Less than a week later, The Day Before developer Fntastic announced its closure, citing financial failure and apologizing to everyone who bought the game. The same day, Valve pulled The Day Before from Steam as it worked with publisher Mytona to refund tens of thousands of purchases. The game’s servers will be switched off on January 22, 2024, shutting down the gray market that’s sprung up around unsold and unused keys for the game and resigning The Day Before to the annals (or perhaps anals) of history.

THE RISE OF ARTIFICIAL INTELLIGENCE

2023 saw tech-worshipping entrepreneurs flee en masse from the crumbling city-states of cryptocurrency and non-fungible tokens to cling to a new flashy thing: AI. Despite reasoned individuals arguing well that there’s little intelligence in the current slate of so-called artificial intelligence projects, it didn’t take long for AI emissaries to convince themselves that artists were a thing of the past. This didn’t go well in an industry like video games where accusations of hostility toward workers are an everyday occurrence.

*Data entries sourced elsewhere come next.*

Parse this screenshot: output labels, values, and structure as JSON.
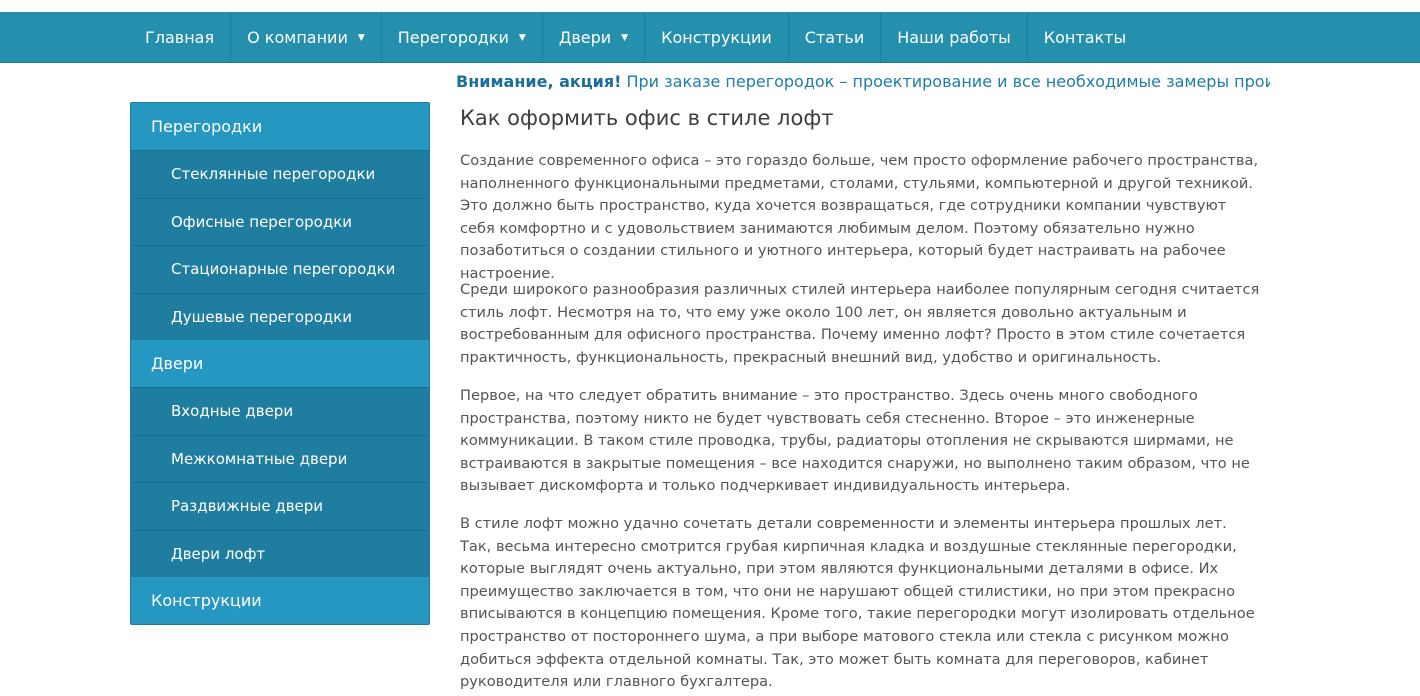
{
  "nav": {
    "items": [
      {
        "label": "Главная",
        "dropdown": false
      },
      {
        "label": "О компании",
        "dropdown": true
      },
      {
        "label": "Перегородки",
        "dropdown": true
      },
      {
        "label": "Двери",
        "dropdown": true
      },
      {
        "label": "Конструкции",
        "dropdown": false
      },
      {
        "label": "Статьи",
        "dropdown": false
      },
      {
        "label": "Наши работы",
        "dropdown": false
      },
      {
        "label": "Контакты",
        "dropdown": false
      }
    ],
    "caret": "▼"
  },
  "promo": {
    "label": "Внимание, акция!",
    "text": " При заказе перегородок – проектирование и все необходимые замеры производятся"
  },
  "sidebar": {
    "sections": [
      {
        "title": "Перегородки",
        "items": [
          "Стеклянные перегородки",
          "Офисные перегородки",
          "Стационарные перегородки",
          "Душевые перегородки"
        ]
      },
      {
        "title": "Двери",
        "items": [
          "Входные двери",
          "Межкомнатные двери",
          "Раздвижные двери",
          "Двери лофт"
        ]
      },
      {
        "title": "Конструкции",
        "items": []
      }
    ]
  },
  "article": {
    "title": "Как оформить офис в стиле лофт",
    "paragraphs": [
      "Создание современного офиса – это гораздо больше, чем просто оформление рабочего пространства, наполненного функциональными предметами, столами, стульями, компьютерной и другой техникой. Это должно быть пространство, куда хочется возвращаться, где сотрудники компании чувствуют себя комфортно и с удовольствием занимаются любимым делом. Поэтому обязательно нужно позаботиться о создании стильного и уютного интерьера, который будет настраивать на рабочее настроение.",
      "Среди широкого разнообразия различных стилей интерьера наиболее популярным сегодня считается стиль лофт. Несмотря на то, что ему уже около 100 лет, он является довольно актуальным и востребованным для офисного пространства. Почему именно лофт? Просто в этом стиле сочетается практичность, функциональность, прекрасный внешний вид, удобство и оригинальность.",
      "Первое, на что следует обратить внимание – это пространство. Здесь очень много свободного пространства, поэтому никто не будет чувствовать себя стесненно. Второе – это инженерные коммуникации. В таком стиле проводка, трубы, радиаторы отопления не скрываются ширмами, не встраиваются в закрытые помещения – все находится снаружи, но выполнено таким образом, что не вызывает дискомфорта и только подчеркивает индивидуальность интерьера.",
      "В стиле лофт можно удачно сочетать детали современности и элементы интерьера прошлых лет. Так, весьма интересно смотрится грубая кирпичная кладка и воздушные стеклянные перегородки, которые выглядят очень актуально, при этом являются функциональными деталями в офисе. Их преимущество заключается в том, что они не нарушают общей стилистики, но при этом прекрасно вписываются в концепцию помещения. Кроме того, такие перегородки могут изолировать отдельное пространство от постороннего шума, а при выборе матового стекла или стекла с рисунком можно добиться эффекта отдельной комнаты. Так, это может быть комната для переговоров, кабинет руководителя или главного бухгалтера."
    ]
  },
  "colors": {
    "nav_bg": "#2590ae",
    "sidebar_head": "#2597c0",
    "sidebar_sub": "#1f7ea0",
    "promo_text": "#1b7fa8",
    "body_text": "#555555"
  }
}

Despite the criticism of the technology, companies like Ubisoft haven’t shied away from developing AI tools that have the potential to take human beings out of the process of making games altogether. A program known as Ghostwriter, the studio announced in Mar. 2023, will eventually assist Ubisoft devs in writing “barks,” or all those little pieces of dialogue characters shout out during action sequences and the like.

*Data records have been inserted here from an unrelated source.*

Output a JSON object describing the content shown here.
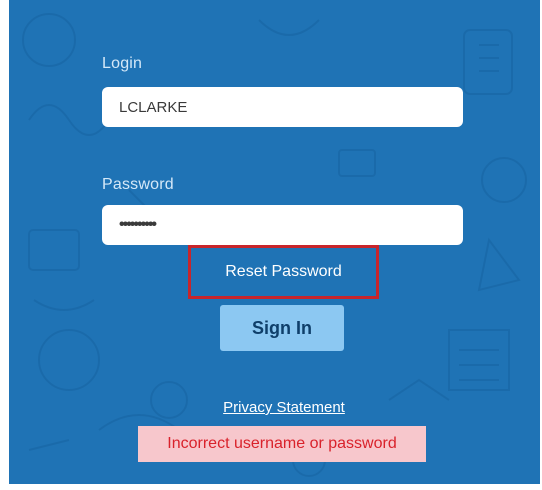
{
  "login": {
    "label": "Login",
    "value": "LCLARKE"
  },
  "password": {
    "label": "Password",
    "masked_value": "••••••••••"
  },
  "actions": {
    "reset_password": "Reset Password",
    "sign_in": "Sign In",
    "privacy_statement": "Privacy Statement"
  },
  "error": {
    "message": "Incorrect username or password"
  },
  "colors": {
    "panel_background": "#1f73b5",
    "sign_in_button": "#8cc8f2",
    "highlight_border": "#c8252b",
    "error_background": "#f7c7cc",
    "error_text": "#d9222b"
  }
}
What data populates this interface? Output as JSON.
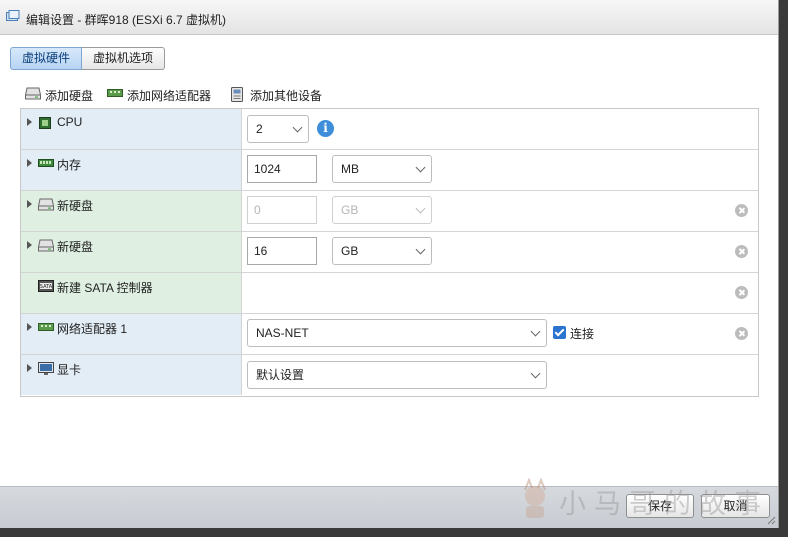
{
  "window": {
    "title": "编辑设置 - 群晖918 (ESXi 6.7 虚拟机)",
    "title_icon": "vm-icon"
  },
  "tabs": [
    {
      "label": "虚拟硬件",
      "active": true
    },
    {
      "label": "虚拟机选项",
      "active": false
    }
  ],
  "toolbar": {
    "add_disk": "添加硬盘",
    "add_network": "添加网络适配器",
    "add_other": "添加其他设备"
  },
  "rows": {
    "cpu": {
      "label": "CPU",
      "value": "2",
      "icon": "cpu-icon"
    },
    "memory": {
      "label": "内存",
      "value": "1024",
      "unit": "MB",
      "icon": "memory-icon"
    },
    "disk1": {
      "label": "新硬盘",
      "value": "0",
      "unit": "GB",
      "disabled": true,
      "icon": "disk-icon"
    },
    "disk2": {
      "label": "新硬盘",
      "value": "16",
      "unit": "GB",
      "icon": "disk-icon"
    },
    "sata": {
      "label": "新建 SATA 控制器",
      "icon": "sata-icon"
    },
    "network": {
      "label": "网络适配器 1",
      "value": "NAS-NET",
      "connect_label": "连接",
      "connected": true,
      "icon": "network-adapter-icon"
    },
    "video": {
      "label": "显卡",
      "value": "默认设置",
      "icon": "monitor-icon"
    }
  },
  "footer": {
    "save": "保存",
    "cancel": "取消"
  },
  "watermark": {
    "text": "小马哥的故事"
  },
  "colors": {
    "accent": "#2a74d0",
    "label_bg": "#e3edf6",
    "new_label_bg": "#dff0e3",
    "footer_bg": "#cfd3d8"
  }
}
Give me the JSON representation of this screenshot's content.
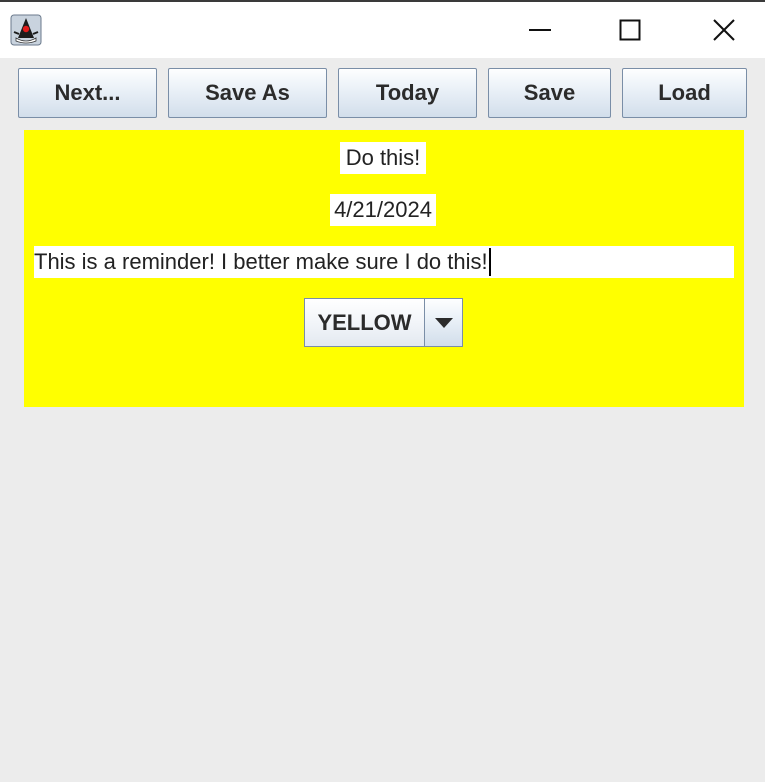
{
  "window": {
    "icon": "java-duke-icon"
  },
  "toolbar": {
    "next_label": "Next...",
    "save_as_label": "Save As",
    "today_label": "Today",
    "save_label": "Save",
    "load_label": "Load"
  },
  "note": {
    "background_color": "#ffff00",
    "title": "Do this!",
    "date": "4/21/2024",
    "reminder": "This is a reminder! I better make sure I do this!",
    "color_select": {
      "selected": "YELLOW"
    }
  }
}
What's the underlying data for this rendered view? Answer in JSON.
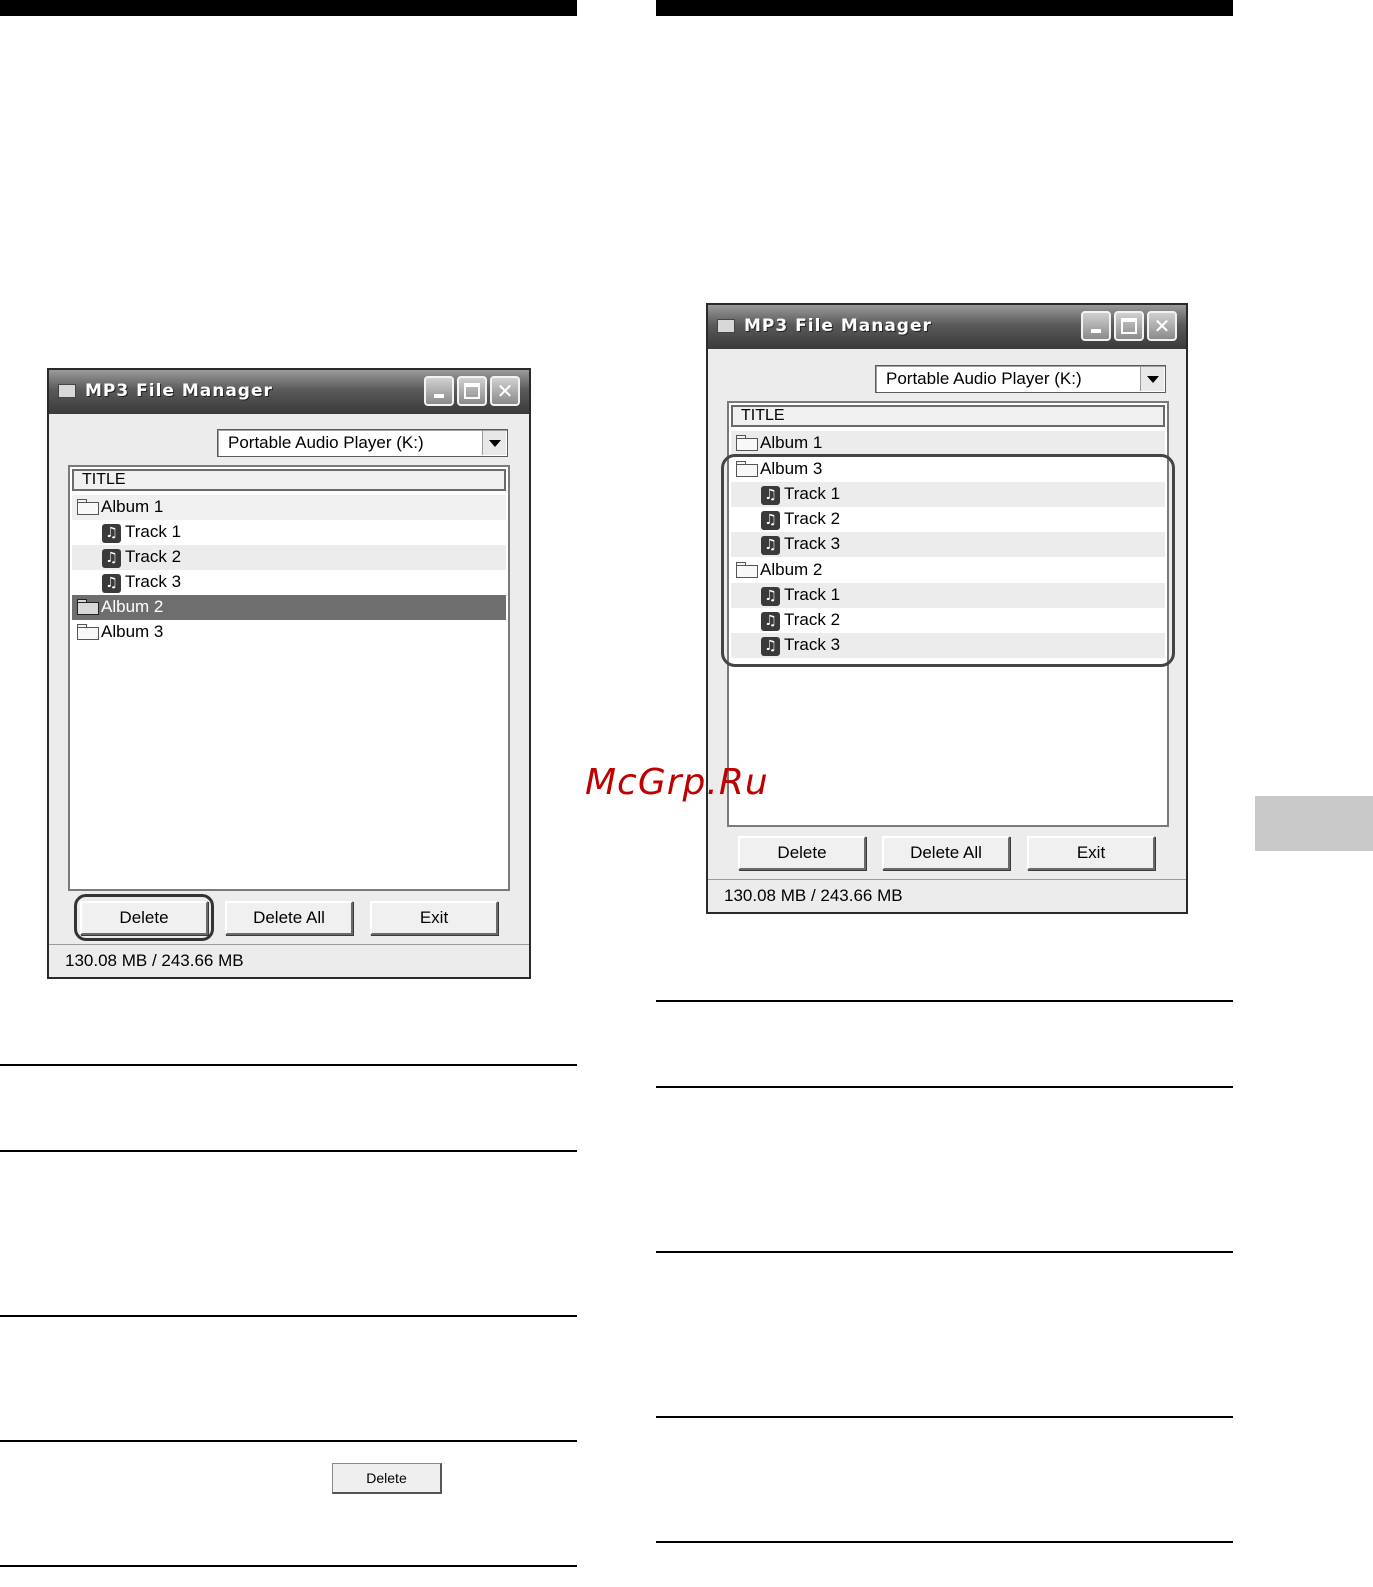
{
  "window_left": {
    "title": "MP3 File Manager",
    "drive_select": "Portable Audio Player (K:)",
    "column_header": "TITLE",
    "rows": [
      {
        "type": "folder",
        "label": "Album 1"
      },
      {
        "type": "track",
        "label": "Track 1"
      },
      {
        "type": "track",
        "label": "Track 2"
      },
      {
        "type": "track",
        "label": "Track 3"
      },
      {
        "type": "folder",
        "label": "Album 2",
        "selected": true
      },
      {
        "type": "folder",
        "label": "Album 3"
      }
    ],
    "buttons": {
      "delete": "Delete",
      "delete_all": "Delete All",
      "exit": "Exit"
    },
    "status": "130.08 MB / 243.66 MB"
  },
  "window_right": {
    "title": "MP3 File Manager",
    "drive_select": "Portable Audio Player (K:)",
    "column_header": "TITLE",
    "rows": [
      {
        "type": "folder",
        "label": "Album 1"
      },
      {
        "type": "folder",
        "label": "Album 3"
      },
      {
        "type": "track",
        "label": "Track 1"
      },
      {
        "type": "track",
        "label": "Track 2"
      },
      {
        "type": "track",
        "label": "Track 3"
      },
      {
        "type": "folder",
        "label": "Album 2"
      },
      {
        "type": "track",
        "label": "Track 1"
      },
      {
        "type": "track",
        "label": "Track 2"
      },
      {
        "type": "track",
        "label": "Track 3"
      }
    ],
    "buttons": {
      "delete": "Delete",
      "delete_all": "Delete All",
      "exit": "Exit"
    },
    "status": "130.08 MB / 243.66 MB"
  },
  "inline_button": "Delete",
  "watermark": "McGrp.Ru",
  "icons": {
    "folder": "folder-icon",
    "track": "music-note-icon",
    "app": "app-icon",
    "minimize": "minimize-icon",
    "maximize": "maximize-icon",
    "close": "close-icon",
    "dropdown": "chevron-down-icon"
  }
}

“I have no doubt that the writers currently working with the tool and tuning it to their needs enjoy using it or find it helpful,” video game writer Janine Hawkins said about Ghostwriter in an interview with The Verge earlier this year. “But all it takes is an executive saying ‘Our writers can do twice as many barks now, so why do we need the same number of writers?’ for it to threaten scarce writing jobs.”

A GAMING INDUSTRY BOOM FIZZLES OUT WITH LAYOFFS

An illustration of a pixel video game health bar with a heart followed by pixel people.

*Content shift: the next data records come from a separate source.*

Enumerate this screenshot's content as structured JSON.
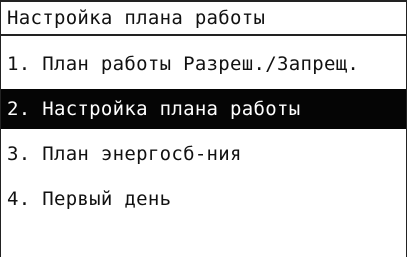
{
  "header": {
    "title": "Настройка плана работы"
  },
  "menu": {
    "selected_index": 1,
    "items": [
      {
        "label": "1. План работы Разреш./Запрещ."
      },
      {
        "label": "2. Настройка плана работы"
      },
      {
        "label": "3. План энергосб-ния"
      },
      {
        "label": "4. Первый день"
      }
    ]
  },
  "colors": {
    "selected_bg": "#050505",
    "selected_text": "#ffffff",
    "text": "#111111"
  }
}
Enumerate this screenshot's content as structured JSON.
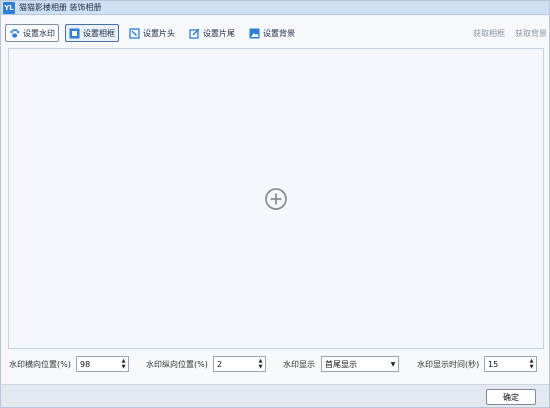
{
  "window": {
    "logo_text": "YL",
    "title": "猫猫影楼相册 装饰相册"
  },
  "toolbar": {
    "buttons": [
      {
        "label": "设置水印",
        "icon": "paw-icon"
      },
      {
        "label": "设置相框",
        "icon": "frame-icon"
      },
      {
        "label": "设置片头",
        "icon": "clip-start-icon"
      },
      {
        "label": "设置片尾",
        "icon": "clip-end-icon"
      },
      {
        "label": "设置背景",
        "icon": "image-icon"
      }
    ],
    "links": [
      "获取相框",
      "获取背景"
    ]
  },
  "canvas": {
    "add_icon": "add-circle-icon"
  },
  "settings": {
    "h_pos_label": "水印横向位置(%)",
    "h_pos_value": "98",
    "v_pos_label": "水印纵向位置(%)",
    "v_pos_value": "2",
    "display_label": "水印显示",
    "display_value": "首尾显示",
    "time_label": "水印显示时间(秒)",
    "time_value": "15"
  },
  "footer": {
    "ok_label": "确定"
  },
  "colors": {
    "accent": "#2f7fd8",
    "titlebar": "#cfe0f5",
    "canvas": "#f4f8fd"
  }
}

Illustration by William Joel/Polygon | Images: Shutterstock

2023 may have been considered one of the greatest years in gaming by regular people who buy and play video games, but it was also a year that saw corporations reel from big investments and risky bets made during the COVID-19 pandemic. And when businesses lose money (or in some cases, simply aren’t profitable enough), workers take a hit.

Embracer Group, a Swedish conglomerate that for a time seemed to gobble up every mid-level developer and publisher it could get its hands on, got hit the hardest, but it was far from the only casualty. Microsoft, Bethesda, 343 Industries, Bungie, Sega, Ubisoft, Epic Games, BioWare, CD Projekt, Electronic Arts, Unity, Amazon, and more contributed to an estimated 10,000 layoffs.

A push for unions in the industry is driven by the hope that these situations could go easier for the workers involved, but they’re still restrained by having to operate within the economic drives of conglomerates. Ultimately, how some change happens may be in the hands of the workers involved.